Grafik açık şekilde gösteriyor:

- Altın rezervlerinin payı %20’nin üzerine çıkarak son 30 yılın zirvesine yaklaştı.
- ABD tahvillerinin payı ise %20’nin altına geriledi.
Bu değişim, kağıt varlıkların sunduğu düşük reel getiriye karşı altının güvenli liman rolünün yeniden güçlendiğini ortaya koyuyor.
Küresel Trend: Güven Altında
- 1970’ler–1980’ler: Altın rezervleri %60’ların üzerindeydi.
- 2000–2010 dönemi: ABD tahvilleri öne geçti, altının payı %10’a kadar düştü.
- 2025: Altın yeniden tahvilleri geçti, rezerv tercihlerinde jeopolitik güvenlik ve enflasyon riski öne çıktı.
Yatırımcıya Mesaj: “Altına Yönel”
Fed üyesi Mohamed El-Erian ve ekonomist Artunç Kocabalkan, merkez bankalarının tercihine dikkat çekerek yatırımcıya net uyarı yapıyor:
- Dolar ve ABD tahvillerinin “güvenli liman” özelliği eriyor.
- Reel faiz getirisi olmayan altın, kriz dönemlerinde değerini koruyor.
- Jeopolitik riskler (ABD–Çin rekabeti, Orta Doğu gerginliği) altının rezerv para alternatifi rolünü güçlendiriyor.
Piyasa Rakamları
- Altın: 4.000 $ seviyesine doğru yükselişini sürdürüyor.
- Gümüş: 40 $ eşiğini aşarak 43 $ bandına yerleşti.

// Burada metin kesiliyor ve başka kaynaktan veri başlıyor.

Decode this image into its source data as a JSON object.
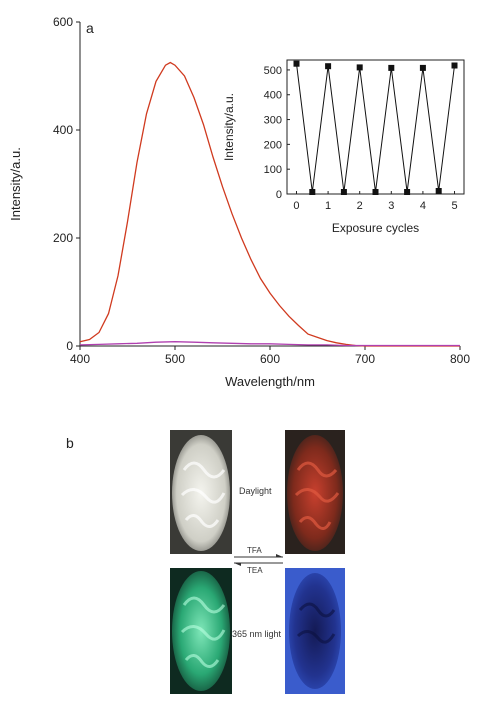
{
  "panel_a_label": "a",
  "panel_b_label": "b",
  "chart_data": [
    {
      "type": "line",
      "xlabel": "Wavelength/nm",
      "ylabel": "Intensity/a.u.",
      "xlim": [
        400,
        800
      ],
      "ylim": [
        0,
        600
      ],
      "xticks": [
        400,
        500,
        600,
        700,
        800
      ],
      "yticks": [
        0,
        200,
        400,
        600
      ],
      "grid": false,
      "series": [
        {
          "color": "#d03a1f",
          "x": [
            400,
            410,
            420,
            430,
            440,
            450,
            460,
            470,
            480,
            490,
            495,
            500,
            510,
            520,
            530,
            540,
            550,
            560,
            570,
            580,
            590,
            600,
            610,
            620,
            630,
            640,
            650,
            660,
            670,
            680,
            690,
            700,
            720,
            750,
            780,
            800
          ],
          "y": [
            8,
            12,
            25,
            60,
            130,
            230,
            340,
            430,
            490,
            520,
            525,
            520,
            500,
            460,
            410,
            350,
            295,
            245,
            200,
            160,
            125,
            98,
            75,
            55,
            38,
            22,
            16,
            10,
            6,
            3,
            1,
            0,
            0,
            0,
            0,
            0
          ]
        },
        {
          "color": "#b040b0",
          "x": [
            400,
            420,
            440,
            460,
            480,
            500,
            520,
            540,
            560,
            580,
            600,
            620,
            640,
            660,
            680,
            700,
            720,
            740,
            760,
            780,
            800
          ],
          "y": [
            2,
            3,
            4,
            5,
            7,
            8,
            7,
            6,
            5,
            4,
            4,
            3,
            2,
            2,
            1,
            1,
            1,
            1,
            1,
            1,
            1
          ]
        }
      ]
    },
    {
      "type": "line",
      "inset": true,
      "xlabel": "Exposure cycles",
      "ylabel": "Intensity/a.u.",
      "xlim": [
        -0.3,
        5.3
      ],
      "ylim": [
        0,
        540
      ],
      "xticks": [
        0,
        1,
        2,
        3,
        4,
        5
      ],
      "yticks": [
        0,
        100,
        200,
        300,
        400,
        500
      ],
      "marker": "square",
      "x": [
        0,
        0.5,
        1,
        1.5,
        2,
        2.5,
        3,
        3.5,
        4,
        4.5,
        5
      ],
      "y": [
        525,
        8,
        515,
        8,
        510,
        8,
        508,
        8,
        508,
        12,
        518
      ]
    }
  ],
  "photos": {
    "daylight_label": "Daylight",
    "light365_label": "365 nm light",
    "tfa_label": "TFA",
    "tea_label": "TEA",
    "colors": {
      "daylight_neutral": "#e8e8e0",
      "daylight_acid": "#b83a2a",
      "uv_neutral": "#39c48a",
      "uv_acid": "#1a2a8a"
    }
  }
}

Bu rakamlar, merkez bankalarının rezerv tercihlerinin piyasalara yansımasının güçlü bir göstergesi.
Değerlendirme:
Merkez bankalarının altına yönelişi, bireysel yatırımcı için de kritik bir yol haritası sunuyor. Küresel ölçekte kağıt varlıkların güvenilirliği sorgulanırken, altın ve gümüş, hem değer saklama hem de stratejik güvence aracı olarak yeniden öne çıkıyor.